A group of around 30 including GPs, nurses, psychiatrists and emergency medicine consultants, will arrive in the the west African country’s capital Freetown early tomorrow morning.

They are the first wave of NHS volunteers to be deployed by the Government.

Following their arrival they will complete a week of training before moving to British-built Ebola treatment centres across the country.

They will then start work diagnosing and treating those who have contracted the virus, which has killed more than 5,000 people.

Donna Wood, senior sister at Haywood Hospital in Staffordshire, will be among those departing the UK today.
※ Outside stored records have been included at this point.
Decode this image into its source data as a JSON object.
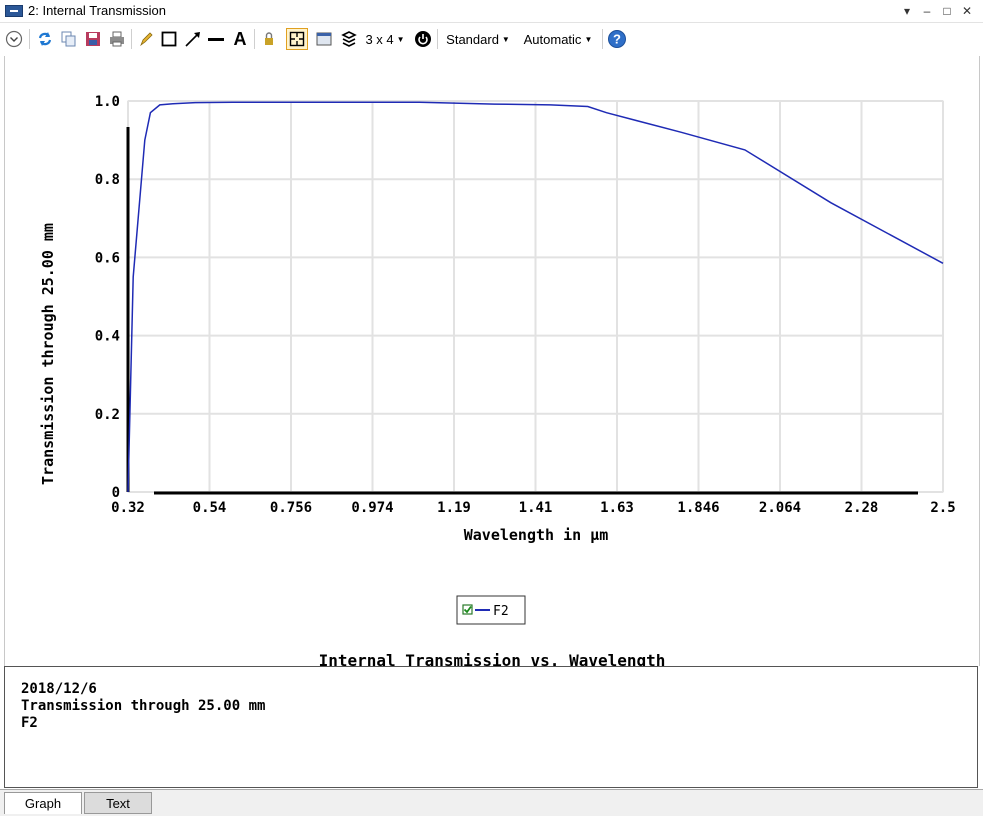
{
  "window": {
    "title": "2: Internal Transmission"
  },
  "toolbar": {
    "layout_label": "3 x 4",
    "standard_label": "Standard",
    "automatic_label": "Automatic",
    "icons": [
      "chevron-down-icon",
      "refresh-icon",
      "copy-icon",
      "save-icon",
      "print-icon",
      "pencil-icon",
      "rectangle-icon",
      "arrow-icon",
      "line-icon",
      "text-icon",
      "lock-icon",
      "crosshair-icon",
      "window-icon",
      "layers-icon",
      "power-icon",
      "help-icon"
    ]
  },
  "chart_data": {
    "type": "line",
    "title": "Internal Transmission vs. Wavelength",
    "xlabel": "Wavelength in µm",
    "ylabel": "Transmission through 25.00 mm",
    "xlim": [
      0.32,
      2.5
    ],
    "ylim": [
      0,
      1.0
    ],
    "x_ticks": [
      "0.32",
      "0.54",
      "0.756",
      "0.974",
      "1.19",
      "1.41",
      "1.63",
      "1.846",
      "2.064",
      "2.28",
      "2.5"
    ],
    "y_ticks": [
      "0",
      "0.2",
      "0.4",
      "0.6",
      "0.8",
      "1.0"
    ],
    "grid": true,
    "legend": "bottom-center",
    "series": [
      {
        "name": "F2",
        "color": "#1f2bb5",
        "x": [
          0.32,
          0.334,
          0.365,
          0.38,
          0.405,
          0.44,
          0.5,
          0.6,
          0.8,
          1.1,
          1.3,
          1.45,
          1.55,
          1.6,
          1.8,
          1.97,
          2.2,
          2.5
        ],
        "y": [
          0.0,
          0.55,
          0.9,
          0.97,
          0.99,
          0.993,
          0.996,
          0.997,
          0.997,
          0.997,
          0.992,
          0.99,
          0.986,
          0.97,
          0.92,
          0.875,
          0.74,
          0.585
        ]
      }
    ]
  },
  "info": {
    "date": "2018/12/6",
    "description": "Transmission through 25.00 mm",
    "glass": "F2"
  },
  "tabs": [
    {
      "label": "Graph",
      "active": true
    },
    {
      "label": "Text",
      "active": false
    }
  ]
}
She said: “I’d been following the stories on the news so when I saw an email from the NHS highlighting the Ebola situation in Sierra Leone and calling for volunteers I felt I had act.

“I knew I could use the skills I’ve got to make a difference and join a team to help bring the disease under control.

“We’ve had gold standard training – second to none.

“We’re very lucky in this country to have the NHS, the staff and the skills – it’s just not the case everywhere else. My parents and the whole family are proud of my decision to go.”

More teams of volunteers are set to leave in the coming weeks after hundreds came forward to offer their services.

They have been preparing for deployment with intensive training at a Ministry of Defence facility in York.

Chief Medical Officer, Dame Sally Davies said: “I have been really impressed with the numbers of NHS workers who have stepped forward to help the communities that have been devastated by Ebola.

“The fact more than 1,000 have come forward so far is a real testament to their commitment to public service.

“I want to offer my thanks to all those that are going, their efforts will make a real difference in West Africa.”

Professor Tony Redmond, head of the charity UK Med, said: “The actions of these selfless volunteers in going and the actions of their colleagues and managers to release them and cover for their duties is testimony if ever there was to the altruism that lies at the core of the NHS. I am very proud of them all”.

International Development Secretary Justine Greening said Britain’s response to the crisis was one of its biggest to a disease outbreak, with almost 1,000 military personnel, scientists, healthcare and aid workers already on the ground.

She added: “But to beat Ebola we desperately need the experience and dedication of skilled doctors and nurses to care for the thousands of sick and dying patients who are not receiving the treatment they need.

“Every one of these NHS heroes will play a vital role in the fight against Ebola. It is only because of their combined efforts that we stand a chance of defeating this disease.”

Health Secretary Jeremy Hunt said “I want to thank the brave NHS volunteers who are heading to Sierra Leone today to help in the fight against Ebola. They embody the values at the heart of our health service, and their expertise and dedication is second to none.”